5. The fastq files. Should be an even number of files, and the same amount of R1's and R2's. You should add all R1's and R2's corresponding to the sample separated by spaces (or \ to break the line). And they should be ordered R1 then R2, then R1... etc.

This needs doing for each sample. In this case we have only one sample with 2 fastq files.
Fastq files can be found in the folder "trailmaker_course/fastq_files/"

In [None]:
# specify directories/files
ref_dir="/content/gdrive/MyDrive/trailmaker_course/human-ref/refdata-gex-GRCh38-2020-A/"
transcriptome = ref_dir + "transcriptome.idx"
t2g = ref_dir + "t2g.txt"
cdna = ref_dir + "cdna.fa"
genome= ref_dir + "fasta/genome.fa"
gtf= ref_dir + "genes/genes.gtf"


# run kb count
!kb count -i $transcriptome -g $t2g -x "SPLIT-SEQ" -o /content/gdrive/MyDrive/trailmaker_course/pbmc_1k_kbcount_output \
/content/gdrive/MyDrive/trailmaker_course/FASTQ_processing/fastq_files/pbmc_3Mreads_S1_R1.fastq.gz  \
/content/gdrive/MyDrive/trailmaker_course/FASTQ_processing/fastq_files/pbmc_3Mreads_S1_R2.fastq.gz \

# keep adding these lines for the extra samples.

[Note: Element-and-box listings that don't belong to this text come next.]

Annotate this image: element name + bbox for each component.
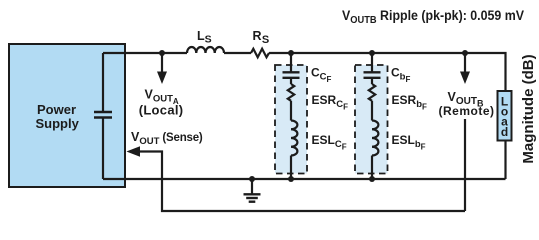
svg-text:RS: RS — [253, 29, 270, 46]
svg-text:ESLbF: ESLbF — [392, 133, 426, 151]
svg-text:VOUT (Sense): VOUT (Sense) — [131, 130, 203, 147]
svg-text:LS: LS — [197, 29, 212, 46]
svg-text:CbF: CbF — [391, 66, 410, 84]
svg-text:(Remote): (Remote) — [439, 104, 495, 118]
svg-text:ESRbF: ESRbF — [392, 93, 428, 111]
svg-text:(Local): (Local) — [139, 103, 184, 118]
svg-text:CCF: CCF — [311, 66, 332, 84]
svg-text:ESRCF: ESRCF — [312, 93, 349, 111]
svg-text:ESLCF: ESLCF — [312, 133, 347, 151]
svg-text:Supply: Supply — [36, 116, 80, 131]
svg-text:VOUTB Ripple (pk-pk): 0.059 mV: VOUTB Ripple (pk-pk): 0.059 mV — [342, 7, 524, 26]
svg-text:d: d — [501, 125, 508, 139]
svg-text:Magnitude (dB): Magnitude (dB) — [520, 54, 537, 163]
svg-text:Power: Power — [37, 102, 76, 117]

## Convert to files compatible with Trailmaker

Lastly, we have to convert the kallisto bustools output to count matrices files that can be uploaded to Trailmaker Insights (one folder per sample, each with barcodes/features/matrix files). For that we have an R script that does it automatically. The convert_kbout_to_matrices.R file is inside the same folder as the notebook. Running the following cell should take care of things, but in case there are issues, the simplest solution is to run the contents of the script interactively in Rstudio.

In [None]:
%cd /content/gdrive/MyDrive/trailmaker_course
!Rscript /content/gdrive/MyDrive/trailmaker_course/FASTQ_processing/convert_kbout_to_matrices.R "human"

The files generated (you should find them in the folder "trailmaker_course/pbmc_1k") are ready to be uploaded to Trailmaker!